Dr. Wilder is a photographic historian, with interests in the cultures of science and knowledge generated by photography and photographic practice. In her work Kelley considers the photographic practices of scientists and artists like William Henry Fox Talbot, Sir John Herschel, Henri Becquerel and others. New projects include work on Photographic catalogues and archives, and Nineteenth and Twentieth century material cultures of photographic industry and image making. She is the author of “Photography and Science” (Reaktion, 2009) and co-author with Gregg Mitman of “Documenting the World: Film, Photography and the Scientific Record” (Chicago, 2016).
Dr. Andrés Zervigón
Associate Professor of the History of Photography, Department of Art History, Rutgers, The State University of New Jersey (New Brunswick, NJ, USA)
Fully Visible and Transparent
In 1890, the Jena Glass Works of Carl Zeiss released the Anastigmat photographic lens and advanced a chapter in optical technology that seemed to have progressed automatically, even in a predetermined manner, since the medium’s origins. This valuable innovation offered a consistent field of focus across the photographic plate and corrected for a number of additional aberrations at lower and higher f-stops. But why exactly was Zeiss developing this expensive device and what drove photographers to buy it? This paper suggests that the consistent focus and varied depth of field it provided were not in and of themselves the desired goals of these improvements, but that they were instead visible signals of a pictorial model that makers and consumers had been seeking since 1839. The goal was a transparent realism that remained stubbornly external to the medium, an illusionistic standard that had been mediated by painting since the renaissance and was now apparently possible in photography.

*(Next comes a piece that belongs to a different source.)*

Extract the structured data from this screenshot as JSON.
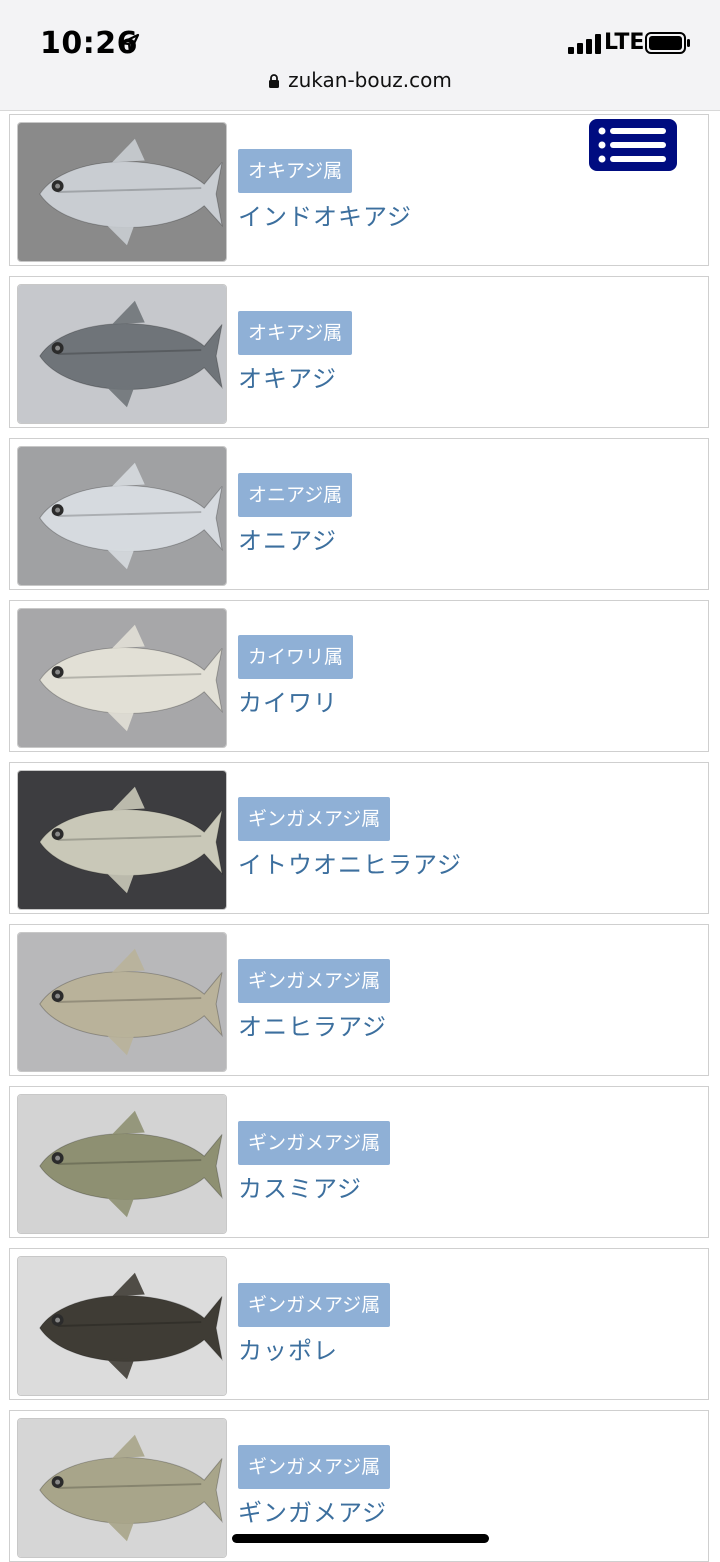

Dr. Zervigón’s scholarship concentrates on the interaction between photographs, film, and fine art, and generally focuses upon moments in history when these media prove inadequate to their presumed task of representing the visual. He is the author of “John Heartfield and the Agitated Image: Photography, Persuasion, and the Rise of Avant-Garde Photomontage” (University of Chicago Press, 2012) and “Photography and Germany” (Reaktion Books Exposures series, 2017). With Tanya Sheehan he edited “Photography and Its Origins” (Routledge, 2014), with Sabine Kriebel “Photography and Doubt” (Routledge 2017), and with Donna Gustafson “Subjective-Objective: A Century of Social Photography” (Zimmerli Musuem/Hirmer Verlag, 2017). His current book project is Die Arbeiter-Illustrierte Zeitung -- The Worker’s Illustrated Magazine, 1921-1938: A History of Germany’s Other Avant-Garde,” for which he received a CASVA Senior Fellowship (2013-14). At Rutgers Dr. Zervigón leads The Developing Room, an academic working group that promotes interdisciplinary dialogue on photography’s history, theory and practice.